(Fonte: Anbi)

Il clima del bacino del Po sta cambiando, nonostante le ultime piogge

La siccità durata cento giorni, appena allievata dalle ultime piogge, non è stato un episodio. E quasi sicuramente diventerà la normalità. Ne abbiamo parlato con Alice Baronetti e Francesco Vincenzi

Nella valle del Po, una delle aree più fertili del bacino mediterraneo, non ha piovuto negli ultimi cento regioni. E dopo questi cento giorni di siccità, finalmente è arrivata la pioggia: ma non è arrivata ovunque - e non ne è arrivata molta. Quali sono le conseguenze di questa situazione sul territorio, sugli invasi, ma anche sull’agricoltura? Possiamo sperare in un aprile piovoso che risolva almeno in parte questa crisi? Ne abbiamo parlato con Alice Baronetti, dell'Istituto di Geoscienze e Georisorse del Cnr per quanto riguarda la parte climatica; abbiamo poi chiesto a Francesco Vincenzi, presidente Anbi, di illustrare la situazione degli invasi. 

Una tendenza degli ultimi anni
Come spiega Alice Baronetti, la siccità di quest’anno non è un caso né un episodio isolato. “I primi importanti episodi di siccità nel Nord Italia partono dal 1983, poi nei primi anni 2000 c’è stato un netto incremento. L’evento del 2003 per esempio è famoso perché legato a un grande aumento di temperature nel periodo estivo. Un altro evento legato alle temperature è stato quello del 2015. Poi nel 2017 c’è stato un altro estivo che non fu legato all’ondata di calore ma a un deficit idrico, molto simile a quello attuale; passò in sordina rispetto a quello di adesso perché avvenne d’estate, quindi venne associato alle temperature elevate. Quello del 2017 è stato un evento estremamente vasto: quasi tutte le regioni italiane furono colpite e andarono in emergenza, costrette a limitare l’uso dell’acqua. Da questo quadro possiamo vedere come dal 2000 sia avvenuto un forte incremento delle temperature, con leggera tendenza alla riduzione delle precipitazioni - ed è una leggera tendenza perché il Nord Italia ha mostrato una grande variabilità negli anni. Sicuramente c’è un progressivo incremento della durata dei periodi di siccità, accompagnati da un aumento degli eventi estremi di precipitazioni”.
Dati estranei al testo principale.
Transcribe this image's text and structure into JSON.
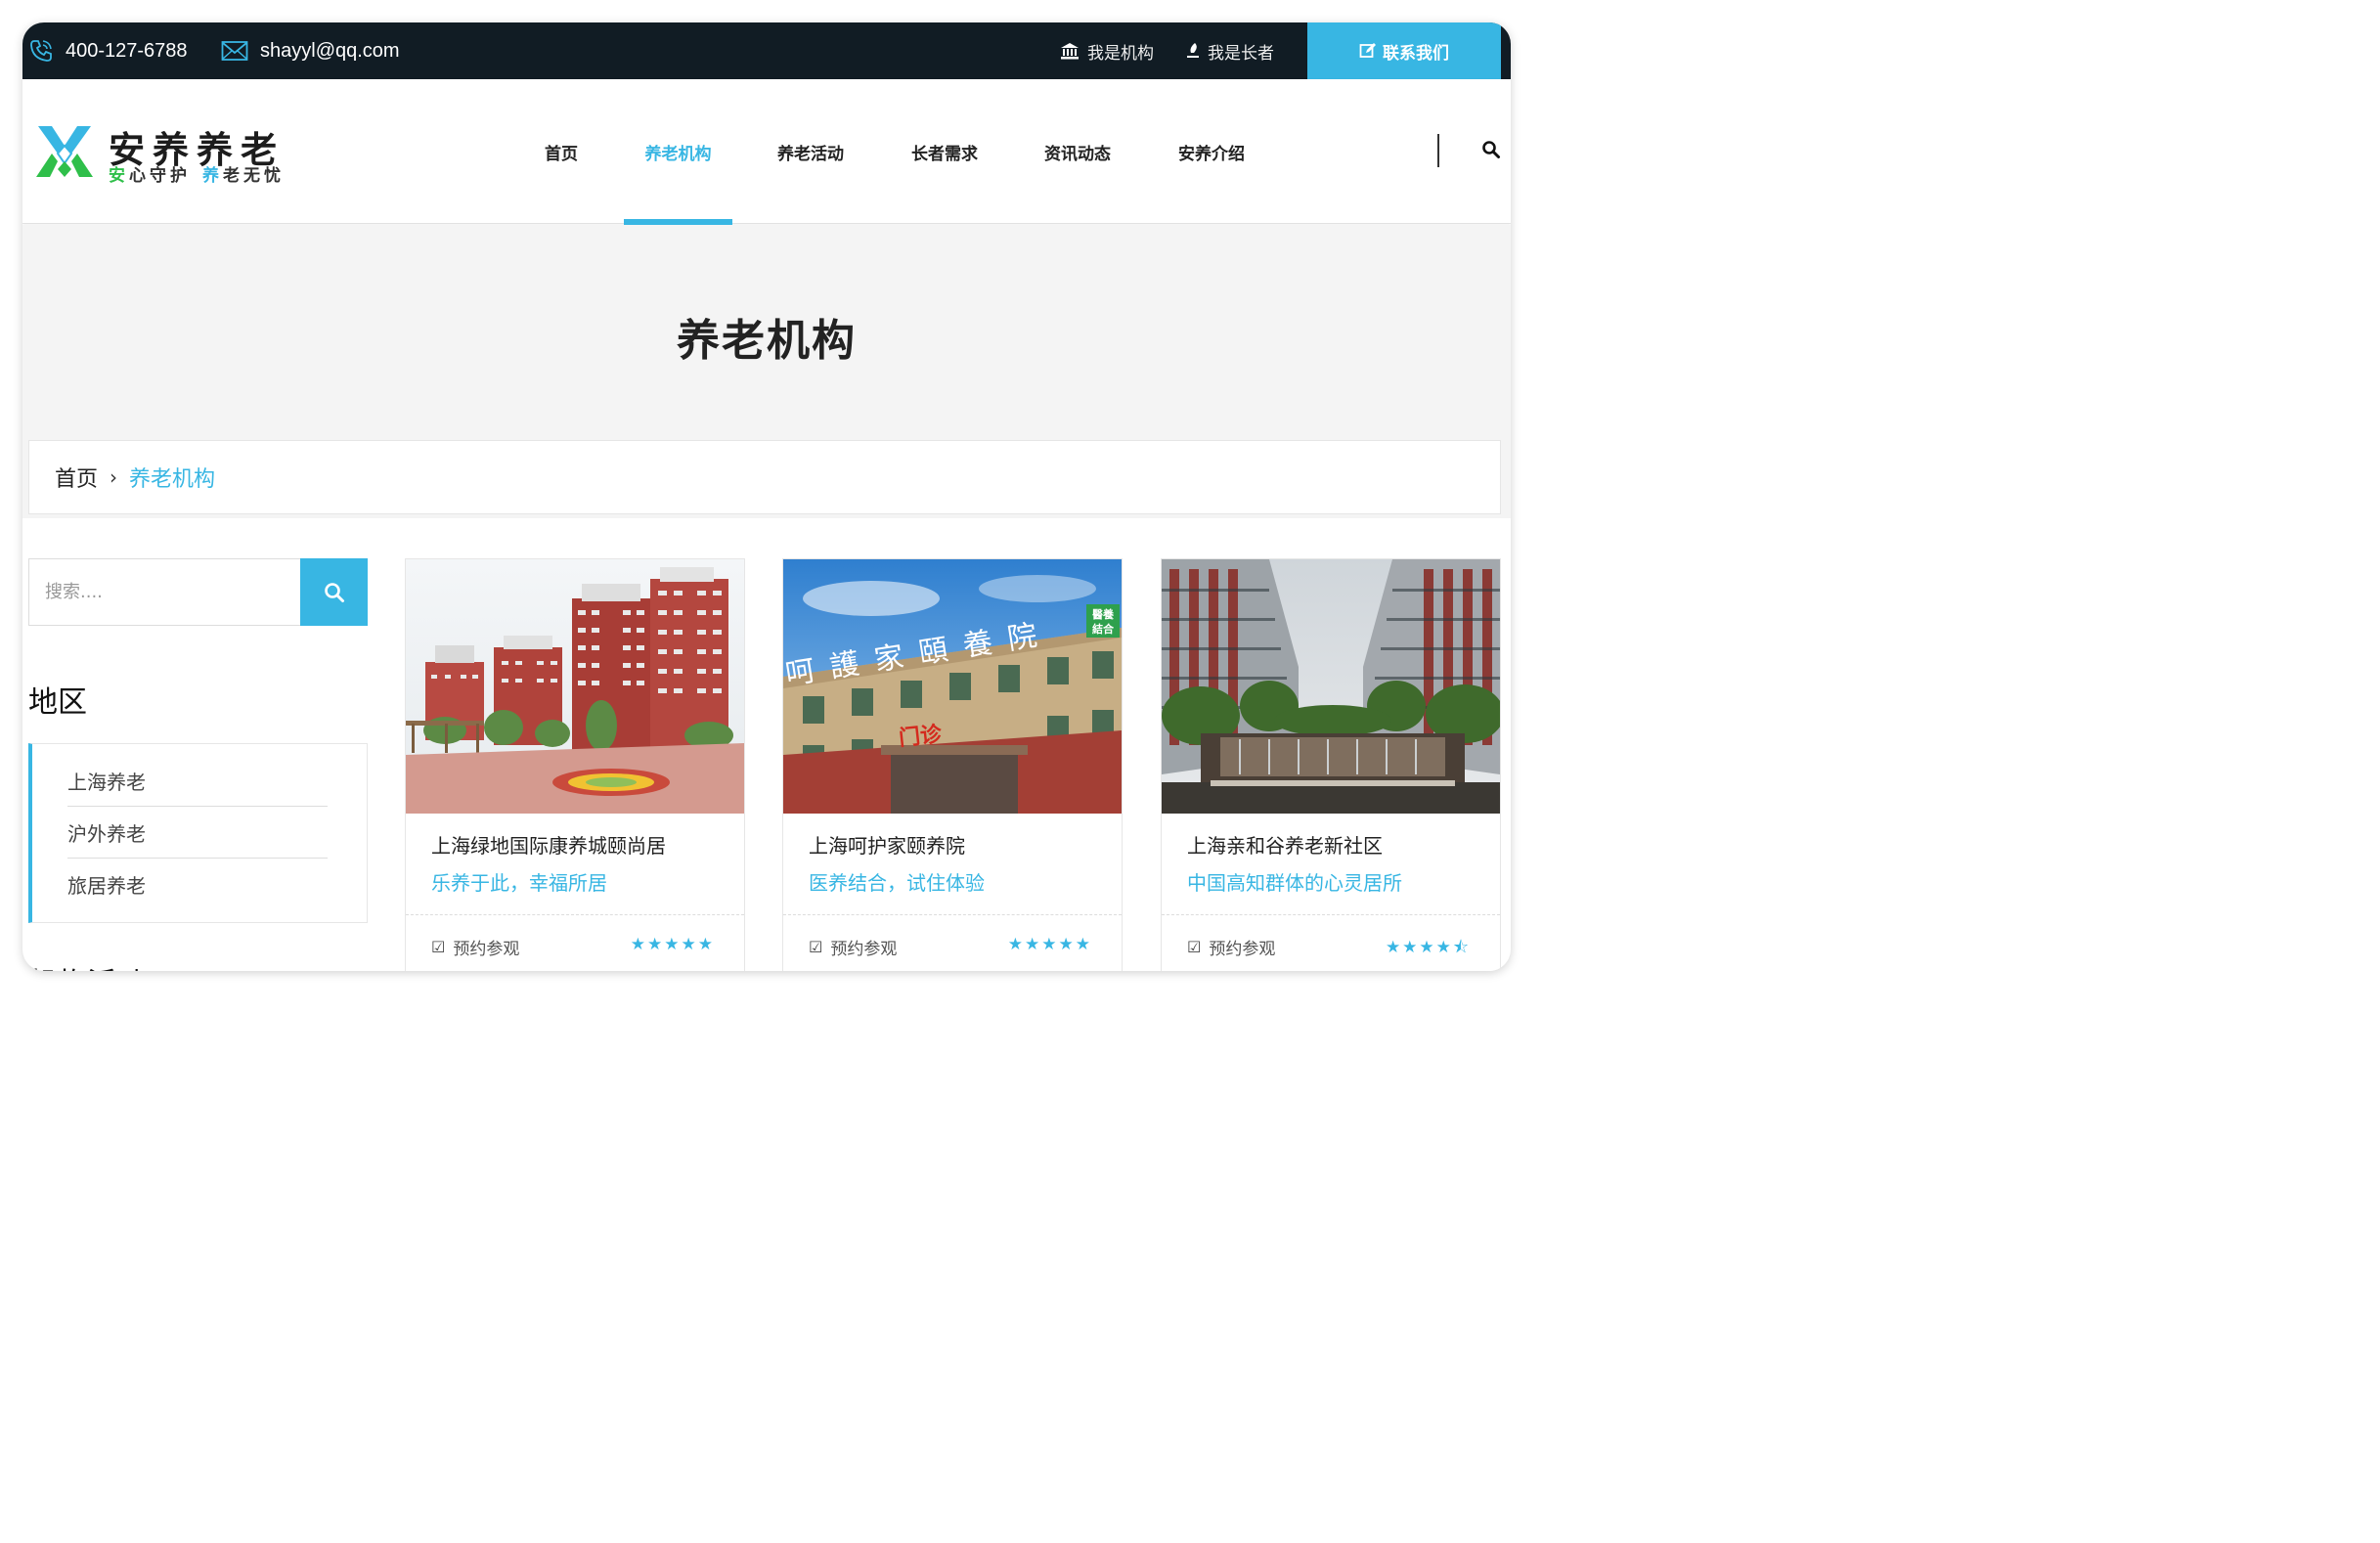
{
  "topbar": {
    "phone": "400-127-6788",
    "email": "shayyl@qq.com",
    "links": [
      {
        "icon": "institution-icon",
        "label": "我是机构"
      },
      {
        "icon": "pin-icon",
        "label": "我是长者"
      }
    ],
    "contact": {
      "icon": "edit-icon",
      "label": "联系我们"
    }
  },
  "logo": {
    "title": "安养养老",
    "tagline_1_green": "安",
    "tagline_1_rest": "心守护",
    "tagline_2_blue": "养",
    "tagline_2_rest": "老无忧"
  },
  "nav": {
    "items": [
      "首页",
      "养老机构",
      "养老活动",
      "长者需求",
      "资讯动态",
      "安养介绍"
    ],
    "active": "养老机构"
  },
  "page": {
    "title": "养老机构"
  },
  "breadcrumb": {
    "home": "首页",
    "separator": "›",
    "current": "养老机构"
  },
  "sidebar": {
    "search_placeholder": "搜索....",
    "region_title": "地区",
    "regions": [
      "上海养老",
      "沪外养老",
      "旅居养老"
    ],
    "next_title": "机构活动"
  },
  "cards": [
    {
      "name": "上海绿地国际康养城颐尚居",
      "tagline": "乐养于此，幸福所居",
      "action": "预约参观",
      "rating": 5,
      "stars": "★★★★★"
    },
    {
      "name": "上海呵护家颐养院",
      "tagline": "医养结合，试住体验",
      "action": "预约参观",
      "rating": 5,
      "stars": "★★★★★"
    },
    {
      "name": "上海亲和谷养老新社区",
      "tagline": "中国高知群体的心灵居所",
      "action": "预约参观",
      "rating": 4.5,
      "stars": "★★★★⯪"
    }
  ],
  "image_text": {
    "card2_sign": "呵護家頤養院",
    "card2_badge": "醫養結合",
    "card2_door": "门诊"
  },
  "colors": {
    "accent": "#38b6e3",
    "topbar": "#111c24",
    "logo_green": "#2fbf4a"
  }
}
Un futuro con periodi di siccità sempre più lunghi
Ad aumentare, in futuro, non sarà il numero di eventi siccitosi, ma la durata dei periodi di siccità. “E il problema, in questo caso, è che l'aumento della durata sarà del 25% mentre le aree interessate aumenteranno del 15%. E in un futuro più lontano la durata può arrivare anche raddoppiare. Le stime sono date dalle simulazioni Cordex, con diversi Rcp. Le aree interessate saranno quelle legate al settore alpino, perché nelle Alpi il riscaldamento è quasi il doppio rispetto alla pianura. Naturalmente questo si ripercuoterà sulla disponibilità idrica dei ghiacciai, con una perdita dei ghiacciai stimata dell’80% per i ghiacciai che può arrivare al 90% nel caso in cui non dovessero essere adottate strategie di mitigazione”.

Gli effetti sull’agricoltura e sulle riserve idriche
Francesco Vincenzi, presidente Anbi, è molto preoccupato per questa situazione. Certo, in questi mesi la mancanza di pioggia non ha inciso nell’agricoltura perché non si irriga, ma ha inciso sulle riserve. Basti pensare ai cento e più giorni senza manto nevoso. “Manca più dell’80% delle risorse idriche che abbiamo normalmente a disposizione nel nostro Paese”, spiega. “C’è poi da affrontare il tema ampio delle falde: si sono abbassate sia quelle profonde che superficiali, creando parecchie difficoltà e parecchi danni, ritardando le semine dei cereali primaverili. Ciò che possiamo fare ora è raccogliere dati, per cercare di capire quali saranno le condizioni per lavorare nell’immediato e per affrontare il futuro con un pochino più di programmazione”.

La pioggia degli ultimi giorni non servirà quasi a niente
“La pioggia in questi giorni è caduta a macchia di leopardo. Sì, ha alleviato il dolore, ma non sarà risolutiva - tanto che questi giorni stiamo già parlando di emergenza, perché quest’acqua, che permetterà le semine, che permetterà alle piante di mettersi in movimento, di ripartire, oggi non esiste già più, è finita. Anche nei fiumi non ha avuto effetto positivo: siamo ancora al di sotto della media”, spiega Vincenzi. Ugualmente pessimista è Alice Baronetti dell’Igg, che sottolinea come nel report di martedì venga segnalato come “Il quantitativo di precipitazione invernale che è piovuto in questo periodo è circa un terzo della media stagionale. Quindi in teoria dovrebbe piovere ancora i due terzi restanti. Ma il problema non è quanta pioggia tornerà nei prossimi mesi, che non si sa se basterà a rimpolpare le falde acquifere, il problema è che non si hanno più degli episodi di precipitazione medi, ma che c’è la tendenza a precipitazioni con grandi quantitativi di pioggia in breve tempo”. E questo tipo di eventi non è utile, anzi, è molto pericoloso.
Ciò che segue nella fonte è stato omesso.